Well, to me, that sounds like someone who’s "got religion." But "religious context" is pointedly EXCLUDED from this diagnosis! The DSM-III went on to say: "This does not include the mere conviction that one is acting as an agent of God." That’s Sarah Palin and her Dominionist crazies, alright. I always thought it was a bizarre contradiction that psychiatrists (as they express themselves in the DSM volumes) consider it acceptable to be deluded by religion but that it is pathological in any other context.

Anyway, back to Lemche. He goes on to explain the evolution of his thinking on the subject of the Old Testament and how, by the time of the fourth edition of his book some of the theses of the first edition had morphed into:

  • The concept of "Israel" appeared as the result of an ideological reorientation among the people who were deported from Palestine to Mesopotamia in connection with the Babylonian conquest of Jerusalem and the destruction of the state of Judah.
  • Jewish monotheism came into being in the postexilic period, in competition with other contemporary religious currents that confronted Jewish Yahwism both in Palestine and in the exile. The "old" polytheistic religion did not disappear with the exile but continued to exist down into the postexilic period.
  • The historiography of the Old Testament is hardly to be dated to the seventh or sixth century BCE. It is most likely a product of the postexilic period.

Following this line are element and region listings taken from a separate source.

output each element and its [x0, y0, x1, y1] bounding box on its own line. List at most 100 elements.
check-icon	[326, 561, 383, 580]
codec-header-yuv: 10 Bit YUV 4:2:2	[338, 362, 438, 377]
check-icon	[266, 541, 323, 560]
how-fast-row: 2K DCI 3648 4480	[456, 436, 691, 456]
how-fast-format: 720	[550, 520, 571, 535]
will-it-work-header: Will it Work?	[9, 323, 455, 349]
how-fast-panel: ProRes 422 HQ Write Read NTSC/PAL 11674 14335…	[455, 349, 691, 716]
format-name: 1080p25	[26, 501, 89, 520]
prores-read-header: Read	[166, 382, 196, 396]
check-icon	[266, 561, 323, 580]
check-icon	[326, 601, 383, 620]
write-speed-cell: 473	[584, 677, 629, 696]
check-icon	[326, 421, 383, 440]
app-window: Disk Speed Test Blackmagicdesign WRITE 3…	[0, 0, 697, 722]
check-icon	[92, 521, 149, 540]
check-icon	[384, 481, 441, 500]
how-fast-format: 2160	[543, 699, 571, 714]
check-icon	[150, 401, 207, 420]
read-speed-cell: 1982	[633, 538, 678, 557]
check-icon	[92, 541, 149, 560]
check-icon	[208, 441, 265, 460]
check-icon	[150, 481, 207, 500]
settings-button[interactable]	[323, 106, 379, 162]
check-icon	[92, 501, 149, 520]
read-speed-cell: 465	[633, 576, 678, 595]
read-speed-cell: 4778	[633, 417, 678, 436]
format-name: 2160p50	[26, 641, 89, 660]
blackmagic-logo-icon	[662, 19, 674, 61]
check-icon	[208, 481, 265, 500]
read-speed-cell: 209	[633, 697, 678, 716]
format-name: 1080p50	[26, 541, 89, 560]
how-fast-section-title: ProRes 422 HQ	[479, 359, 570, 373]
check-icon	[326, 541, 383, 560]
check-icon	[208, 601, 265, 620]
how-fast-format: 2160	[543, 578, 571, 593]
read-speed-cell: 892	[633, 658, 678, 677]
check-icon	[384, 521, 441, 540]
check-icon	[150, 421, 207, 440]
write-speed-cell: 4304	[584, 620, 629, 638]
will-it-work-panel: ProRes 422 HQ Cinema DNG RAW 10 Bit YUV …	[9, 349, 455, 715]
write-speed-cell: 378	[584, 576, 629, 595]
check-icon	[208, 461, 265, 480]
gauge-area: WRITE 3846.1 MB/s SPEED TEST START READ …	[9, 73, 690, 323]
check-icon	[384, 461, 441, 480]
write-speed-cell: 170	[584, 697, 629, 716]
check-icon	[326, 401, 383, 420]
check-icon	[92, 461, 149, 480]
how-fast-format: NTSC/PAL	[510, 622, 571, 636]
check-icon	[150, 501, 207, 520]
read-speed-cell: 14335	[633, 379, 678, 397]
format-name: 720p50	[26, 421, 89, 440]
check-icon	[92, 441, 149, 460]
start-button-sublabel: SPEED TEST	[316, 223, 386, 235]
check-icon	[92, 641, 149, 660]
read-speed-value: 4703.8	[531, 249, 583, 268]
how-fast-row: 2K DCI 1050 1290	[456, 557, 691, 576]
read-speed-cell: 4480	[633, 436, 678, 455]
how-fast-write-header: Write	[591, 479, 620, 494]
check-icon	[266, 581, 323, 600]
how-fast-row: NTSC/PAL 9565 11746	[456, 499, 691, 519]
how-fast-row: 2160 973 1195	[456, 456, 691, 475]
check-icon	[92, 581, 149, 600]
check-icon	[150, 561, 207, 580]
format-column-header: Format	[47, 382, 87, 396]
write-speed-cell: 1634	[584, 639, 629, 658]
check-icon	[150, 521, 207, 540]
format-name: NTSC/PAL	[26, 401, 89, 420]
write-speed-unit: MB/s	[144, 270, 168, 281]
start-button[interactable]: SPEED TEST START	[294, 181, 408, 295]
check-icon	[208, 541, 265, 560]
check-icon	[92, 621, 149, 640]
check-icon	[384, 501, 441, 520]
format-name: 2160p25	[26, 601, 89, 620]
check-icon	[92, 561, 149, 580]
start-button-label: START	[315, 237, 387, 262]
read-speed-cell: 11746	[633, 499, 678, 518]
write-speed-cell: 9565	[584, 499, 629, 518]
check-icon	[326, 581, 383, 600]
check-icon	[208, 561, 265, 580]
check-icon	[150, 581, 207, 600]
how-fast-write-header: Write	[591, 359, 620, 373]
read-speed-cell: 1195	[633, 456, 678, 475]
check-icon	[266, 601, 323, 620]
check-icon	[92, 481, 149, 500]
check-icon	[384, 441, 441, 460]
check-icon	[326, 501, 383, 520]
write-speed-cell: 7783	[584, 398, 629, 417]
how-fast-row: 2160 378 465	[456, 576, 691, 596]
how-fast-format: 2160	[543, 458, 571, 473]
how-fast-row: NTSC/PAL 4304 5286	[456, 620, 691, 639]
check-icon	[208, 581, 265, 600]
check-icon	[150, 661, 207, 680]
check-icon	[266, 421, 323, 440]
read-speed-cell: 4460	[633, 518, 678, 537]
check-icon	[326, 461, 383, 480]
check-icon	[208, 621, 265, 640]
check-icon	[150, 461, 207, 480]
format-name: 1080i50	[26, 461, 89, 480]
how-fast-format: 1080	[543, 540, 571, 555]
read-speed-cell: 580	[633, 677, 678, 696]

His changing perspectives were the result of the constant development of Old Testament studies including his own researches and examination of the wealth of material being brought to light through various scientific and soft-science disciplines. But this is an ongoing process. As Lemche notes, the theses above did not survive for long either! In 1997 he reformulated his views as follows:

  • "Ancient Israel" is an ideological concept created by modern historians and students of the Bible. It has only a peripheral relationship to the historical states of Israel and Judah in Palestine in the Iron Age.
  • Israelite religion as found in the Old Testament is already interpreted in the light of Judaism. Judaism appeared as a monotheistic movement among several other similar movements in the first millennium BCE. When it appeared, Judaism was able to construct a history of Israel as its national foundation myth.
  • Old Testament writings are mostly to be dated to the Hellenistic period. As a concept and as a canonical collection, the Old Testament hardly predates the appearance of Christianity.
Wow! Lemche made some serious leaps there! And he now says that if he were to present a new edition of his 1984 book, he would have to re-write 90% of it!

Well, anyway, this is what I talked about with my husband at breakfast this morning. I also talked about the fact that I really understand the progress Lemche made because my own emergence from Christianity has followed a similar pattern. In the beginning, I studied the Bible to have a "closer relationship" with the origins of my religion. As time went by, my love for truth trumped blind belief and, little by little I was compelled by merciless objectivity to admit the obvious: it was all a big fraud likely created and perpetrated and perpetuated by pathological individuals.

I really admire people like astronomer, Fred Hoyle, who could apply his scientific brain to the problem of religion at the age of about 14 and conclude that it was only sensible that religion should be subjected to the same standards of proof as anything else in our world, and was then able to blithely discard it as an issue. That was a special case, I think. More problematical are the people who are able to discard the "mysterious" in our world without even a backward glance and take up skepticism as their religion. You have to wonder what lack of emotional depth or soul animates such people.

It wasn’t easy for me to come to many of the views I hold today regarding religions, the consensus reality that is inured in those religious beliefs, and True Reality which can only be seen by subjecting beliefs to the same kinds of tests and challenges that any hypothesis requires. Sometimes giving up our warm, comforting beliefs is a painful, protracted process; but then, so is growing up.